Adults who emerged from these internment camps (there were ten in total) did so with psychic wounds and spent another 40 years or more in their mental prisons. They felt guilt and shame and were stigmatized. Most of them didn't want to talk about their experiences, especially to their children so that many of the children born after that era never found out about that part of their parents' lives. In the Japanese culture, honor is the highest virtue. By having been incarcerated, they were dishonored and the experience was too painful to talk about.

On the other hand, the children who emerged would ask one another, "Which camp did you come from?" instead of the usual, "Where are you from?" when they met. Some camps were more "prestigious" than others in the children's eyes because there were more uprising and riots in some than others.
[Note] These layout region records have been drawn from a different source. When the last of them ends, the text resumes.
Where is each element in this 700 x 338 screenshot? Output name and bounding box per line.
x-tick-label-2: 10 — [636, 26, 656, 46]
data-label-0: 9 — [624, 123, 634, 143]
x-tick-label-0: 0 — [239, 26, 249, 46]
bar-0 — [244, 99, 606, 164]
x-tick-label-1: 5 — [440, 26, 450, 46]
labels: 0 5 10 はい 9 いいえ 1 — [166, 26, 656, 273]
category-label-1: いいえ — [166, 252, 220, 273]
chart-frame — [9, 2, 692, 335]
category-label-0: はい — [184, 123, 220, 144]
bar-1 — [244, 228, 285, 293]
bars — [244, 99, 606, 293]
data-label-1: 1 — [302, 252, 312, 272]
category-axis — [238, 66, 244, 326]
It became a mark of pride for Tateishi to have come out of Manzanar Camp which was known to have had more trouble than other less-known camps.
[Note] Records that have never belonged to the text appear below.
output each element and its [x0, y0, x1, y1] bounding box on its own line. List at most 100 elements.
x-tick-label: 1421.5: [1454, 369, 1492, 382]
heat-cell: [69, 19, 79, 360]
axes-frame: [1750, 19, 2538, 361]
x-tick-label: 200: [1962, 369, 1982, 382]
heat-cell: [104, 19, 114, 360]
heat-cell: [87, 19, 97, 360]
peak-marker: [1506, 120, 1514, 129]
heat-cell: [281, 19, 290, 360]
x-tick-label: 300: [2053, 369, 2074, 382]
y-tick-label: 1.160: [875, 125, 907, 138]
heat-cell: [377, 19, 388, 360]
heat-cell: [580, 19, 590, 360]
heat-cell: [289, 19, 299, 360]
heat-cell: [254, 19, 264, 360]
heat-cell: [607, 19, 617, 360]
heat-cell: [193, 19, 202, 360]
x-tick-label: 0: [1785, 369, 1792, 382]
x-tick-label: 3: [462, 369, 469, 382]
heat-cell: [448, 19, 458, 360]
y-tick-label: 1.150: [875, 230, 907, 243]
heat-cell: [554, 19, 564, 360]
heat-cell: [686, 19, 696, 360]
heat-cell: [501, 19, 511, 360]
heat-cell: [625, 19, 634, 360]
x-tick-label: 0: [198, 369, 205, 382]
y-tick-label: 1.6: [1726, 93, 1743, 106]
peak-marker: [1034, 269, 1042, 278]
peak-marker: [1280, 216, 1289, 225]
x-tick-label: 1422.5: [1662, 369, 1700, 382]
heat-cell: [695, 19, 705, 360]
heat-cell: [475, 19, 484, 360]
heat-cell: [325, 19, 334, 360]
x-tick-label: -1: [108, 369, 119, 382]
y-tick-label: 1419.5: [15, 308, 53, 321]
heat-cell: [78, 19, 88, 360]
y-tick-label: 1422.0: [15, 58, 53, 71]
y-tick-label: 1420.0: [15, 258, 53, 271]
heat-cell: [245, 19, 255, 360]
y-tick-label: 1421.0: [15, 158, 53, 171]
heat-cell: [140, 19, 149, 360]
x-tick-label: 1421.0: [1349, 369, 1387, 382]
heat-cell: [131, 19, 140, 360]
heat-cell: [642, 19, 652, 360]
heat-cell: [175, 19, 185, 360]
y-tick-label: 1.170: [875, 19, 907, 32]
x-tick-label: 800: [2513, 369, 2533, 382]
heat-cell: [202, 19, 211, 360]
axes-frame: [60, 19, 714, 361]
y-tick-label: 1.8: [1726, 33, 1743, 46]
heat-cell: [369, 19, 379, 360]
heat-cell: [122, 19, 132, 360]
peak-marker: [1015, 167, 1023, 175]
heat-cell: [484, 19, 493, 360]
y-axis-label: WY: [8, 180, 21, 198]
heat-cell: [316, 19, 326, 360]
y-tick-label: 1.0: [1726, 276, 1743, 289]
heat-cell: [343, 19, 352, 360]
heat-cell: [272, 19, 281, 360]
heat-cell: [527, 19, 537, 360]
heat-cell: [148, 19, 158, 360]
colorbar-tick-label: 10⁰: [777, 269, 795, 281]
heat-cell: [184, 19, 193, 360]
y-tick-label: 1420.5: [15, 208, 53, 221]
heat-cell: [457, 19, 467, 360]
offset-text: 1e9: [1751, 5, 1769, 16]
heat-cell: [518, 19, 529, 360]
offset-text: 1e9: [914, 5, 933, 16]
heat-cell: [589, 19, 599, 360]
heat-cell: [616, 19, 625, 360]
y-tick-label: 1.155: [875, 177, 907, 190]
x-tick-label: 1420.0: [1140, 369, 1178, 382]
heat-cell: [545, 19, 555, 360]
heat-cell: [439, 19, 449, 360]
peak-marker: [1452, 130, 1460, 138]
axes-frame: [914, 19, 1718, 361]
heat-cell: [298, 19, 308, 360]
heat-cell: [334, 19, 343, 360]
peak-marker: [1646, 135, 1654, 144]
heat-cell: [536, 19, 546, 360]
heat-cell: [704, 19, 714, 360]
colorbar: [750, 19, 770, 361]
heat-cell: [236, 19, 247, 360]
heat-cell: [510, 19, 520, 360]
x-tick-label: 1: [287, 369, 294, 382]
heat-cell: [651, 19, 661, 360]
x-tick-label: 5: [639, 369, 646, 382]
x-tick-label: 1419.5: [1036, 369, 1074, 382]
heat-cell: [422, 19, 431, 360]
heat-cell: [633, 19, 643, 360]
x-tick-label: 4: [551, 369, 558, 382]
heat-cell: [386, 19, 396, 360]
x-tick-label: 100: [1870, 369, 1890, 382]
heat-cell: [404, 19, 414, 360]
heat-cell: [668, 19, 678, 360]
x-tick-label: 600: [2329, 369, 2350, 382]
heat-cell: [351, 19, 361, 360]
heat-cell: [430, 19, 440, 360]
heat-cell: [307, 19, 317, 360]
Besides sharing personal reflections of life inside the camp, Tateishi also explored the what, the why, and the consequences of the Japanese Internment. The restitution process has been long and painfully slow but the most important thing was not the monetary compensation (which was symbolic and most of which was donated to charities) but was the signing of the Civil Liberty Act and a public apology by the U.S. President and Congress for violating the civil rights of a section of the American population based solely on their racial and ethnic identities. This was to ensure that the U.S. Government will never let history repeat itself but the sad truth is that this part of our history is being repeated with the current War on Terrorism and internment of Arabs and those of Middle-Eastern ancestries.
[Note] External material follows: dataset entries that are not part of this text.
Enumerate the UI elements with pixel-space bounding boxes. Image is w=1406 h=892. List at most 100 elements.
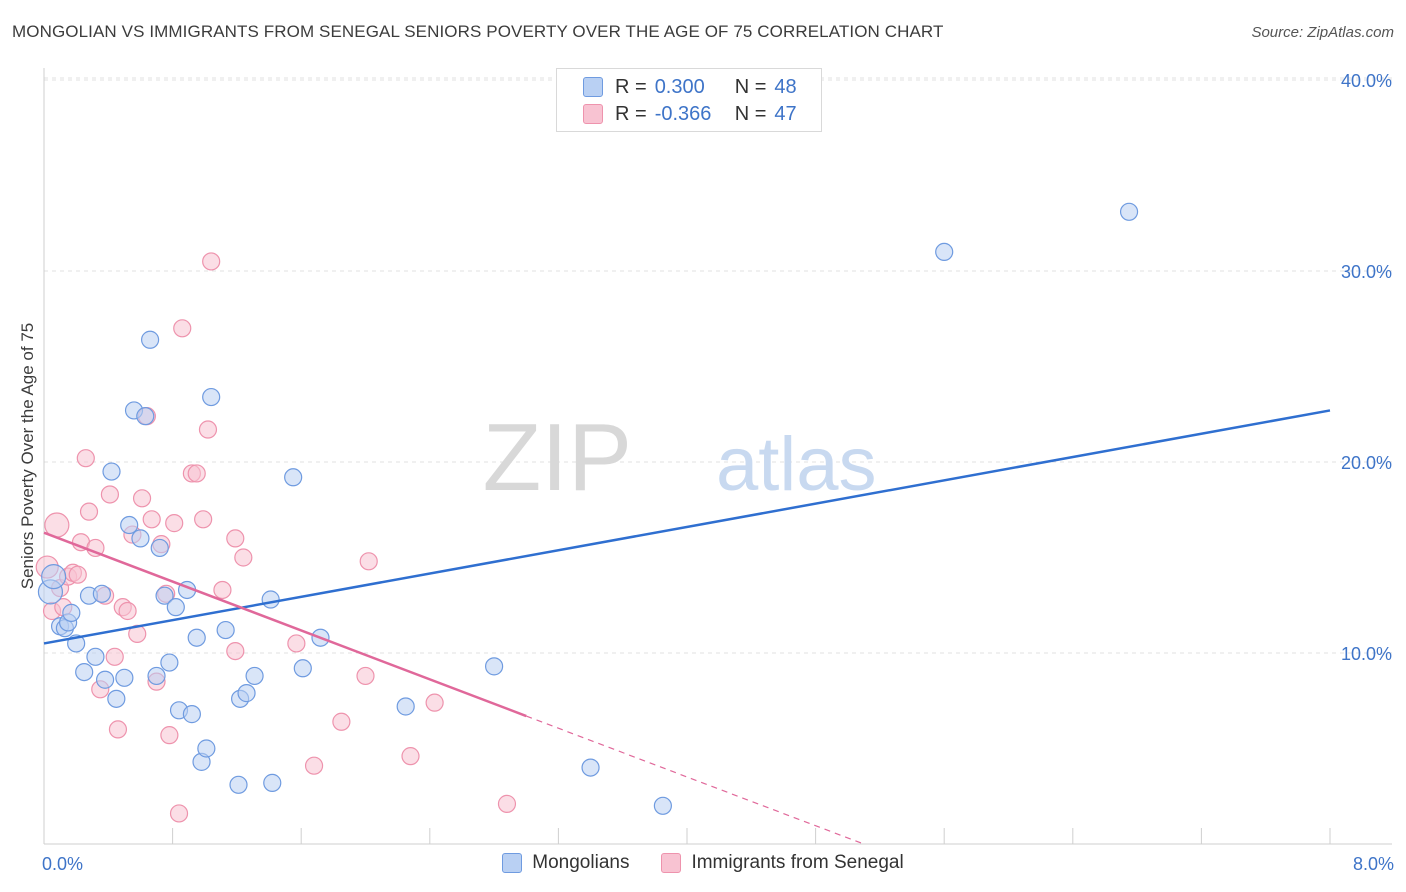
mongolian-point (62, 603, 81, 622)
legend-r-label: R = (615, 75, 647, 98)
mongolian-point (187, 628, 206, 647)
mongolian-point (95, 670, 115, 689)
mongolian-point (935, 242, 954, 261)
legend-n-label: N = (734, 102, 767, 125)
mongolian-point (581, 758, 600, 777)
mongolian-point (147, 666, 166, 686)
senegal-point (132, 489, 152, 508)
senegal-point (68, 565, 87, 584)
mongolian-point (485, 657, 504, 676)
mongolian-point (245, 666, 264, 686)
mongolian-point (261, 590, 280, 609)
chart-title: MONGOLIAN VS IMMIGRANTS FROM SENEGAL SEN… (12, 22, 944, 41)
watermark-zip: ZIP (483, 404, 632, 511)
senegal-point (226, 529, 245, 548)
senegal-point (202, 252, 221, 271)
senegal-point (332, 712, 351, 731)
mongolian-point (1119, 202, 1139, 221)
senegal-point (108, 720, 128, 739)
mongolian-point (92, 584, 111, 603)
mongolian-point (136, 407, 155, 426)
mongolian-point (75, 662, 94, 682)
senegal-point (497, 794, 517, 813)
y-tick-label: 30.0% (1341, 262, 1392, 282)
mongolian-point (216, 620, 235, 640)
senegal-point (234, 548, 253, 567)
mongolian-point (86, 647, 105, 666)
legend-label-mongolians: Mongolians (532, 852, 630, 873)
mongolian-point (202, 387, 221, 407)
senegal-point (142, 510, 161, 529)
mongolian-point (41, 563, 67, 590)
legend-swatch-pink (661, 853, 682, 873)
senegal-point (304, 756, 324, 775)
mongolian-point (150, 538, 169, 558)
mongolian-point (263, 773, 282, 792)
senegal-point (401, 747, 420, 766)
legend-label-senegal: Immigrants from Senegal (691, 852, 904, 873)
legend-r-label: R = (615, 102, 647, 125)
legend-item-senegal[interactable]: Immigrants from Senegal (661, 852, 904, 874)
legend-swatch-blue (583, 77, 603, 97)
legend-r-value: 0.300 (654, 75, 705, 98)
x-tick-label-min: 0.0% (42, 854, 83, 874)
mongolian-point (131, 529, 150, 548)
senegal-point (226, 641, 245, 661)
legend-item-mongolians[interactable]: Mongolians (502, 852, 629, 874)
legend-n-label: N = (734, 75, 767, 98)
senegal-point (160, 726, 179, 745)
mongolian-point (120, 515, 139, 535)
mongolian-point (115, 668, 134, 687)
senegal-point (425, 693, 444, 712)
mongolian-point (155, 586, 174, 605)
senegal-point (105, 647, 124, 666)
mongolian-point (166, 598, 185, 617)
tick-labels: 10.0% 20.0% 30.0% 40.0% 0.0% 8.0% (42, 71, 1394, 874)
mongolian-point (284, 468, 303, 487)
correlation-legend: R = 0.300 N = 48 R = -0.366 N = 47 (556, 68, 822, 132)
series-legend: Mongolians Immigrants from Senegal (0, 852, 1406, 874)
trend-lines (43, 409, 1331, 845)
watermark: ZIP atlas (483, 404, 877, 511)
senegal-point (194, 510, 213, 529)
senegal-point (359, 552, 378, 571)
source-label: Source: ZipAtlas.com (1251, 24, 1394, 41)
mongolian-point (293, 659, 312, 678)
trend-line-senegal (43, 531, 527, 718)
mongolian-point (140, 330, 160, 349)
senegal-point (100, 485, 120, 504)
legend-n-value: 47 (774, 102, 797, 125)
senegal-point (187, 464, 206, 483)
senegal-point (79, 502, 99, 521)
y-tick-label: 20.0% (1341, 453, 1392, 473)
senegal-point (169, 804, 189, 823)
mongolian-point (653, 796, 672, 815)
x-tick-label-max: 8.0% (1353, 854, 1394, 874)
legend-row-mongolians: R = 0.300 N = 48 (583, 76, 797, 98)
series-mongolians-points (37, 202, 1139, 815)
grid-lines (44, 77, 1392, 654)
mongolian-point (396, 697, 415, 716)
watermark-atlas: atlas (716, 422, 877, 507)
senegal-point (356, 666, 375, 686)
senegal-point (213, 580, 232, 600)
senegal-point (118, 601, 137, 621)
mongolian-point (197, 739, 216, 758)
senegal-point (287, 634, 306, 653)
senegal-point (165, 514, 184, 533)
series-senegal-points (35, 252, 517, 823)
senegal-point (173, 319, 192, 338)
legend-swatch-blue (502, 853, 523, 873)
legend-r-value: -0.366 (654, 102, 712, 125)
y-tick-label: 40.0% (1341, 71, 1392, 91)
senegal-point (76, 449, 95, 468)
legend-n-value: 48 (774, 75, 797, 98)
senegal-point (198, 420, 218, 439)
y-tick-label: 10.0% (1341, 644, 1392, 664)
mongolian-point (229, 775, 248, 794)
axes (43, 68, 1392, 845)
trend-line-mongolians (43, 409, 1331, 645)
mongolian-point (182, 705, 201, 724)
mongolian-point (160, 653, 179, 672)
On the morning of September 11, 2001, Tateishi was driving to Modesto for an early morning meeting and listening to Chopin's Nocturnes in his car. When he eventually tuned in to the radio, he caught the end of the announcement about the fall of the second twin tower. Their son was living in downtown New York at the time. He called his wife and turned around to drive home. When they found out more about what was going on, he convened a phone conference with his regional directors and drafted the first letter from a major private citizens' organization to the White House warning the government to not act hastily.

Rumor has it that there are anywhere between 500 to 20,000 Arabs and persons of Middle-Eastern ethnicities in detention after 9/11. The closer figure is around 2,250. The Japanese American Citizen's League (JACL) has been working tirelessly along with the ACLU to seek the release of these prisoners.

Reported by Kok Heong McNaughton; edited by Margy Levine Young.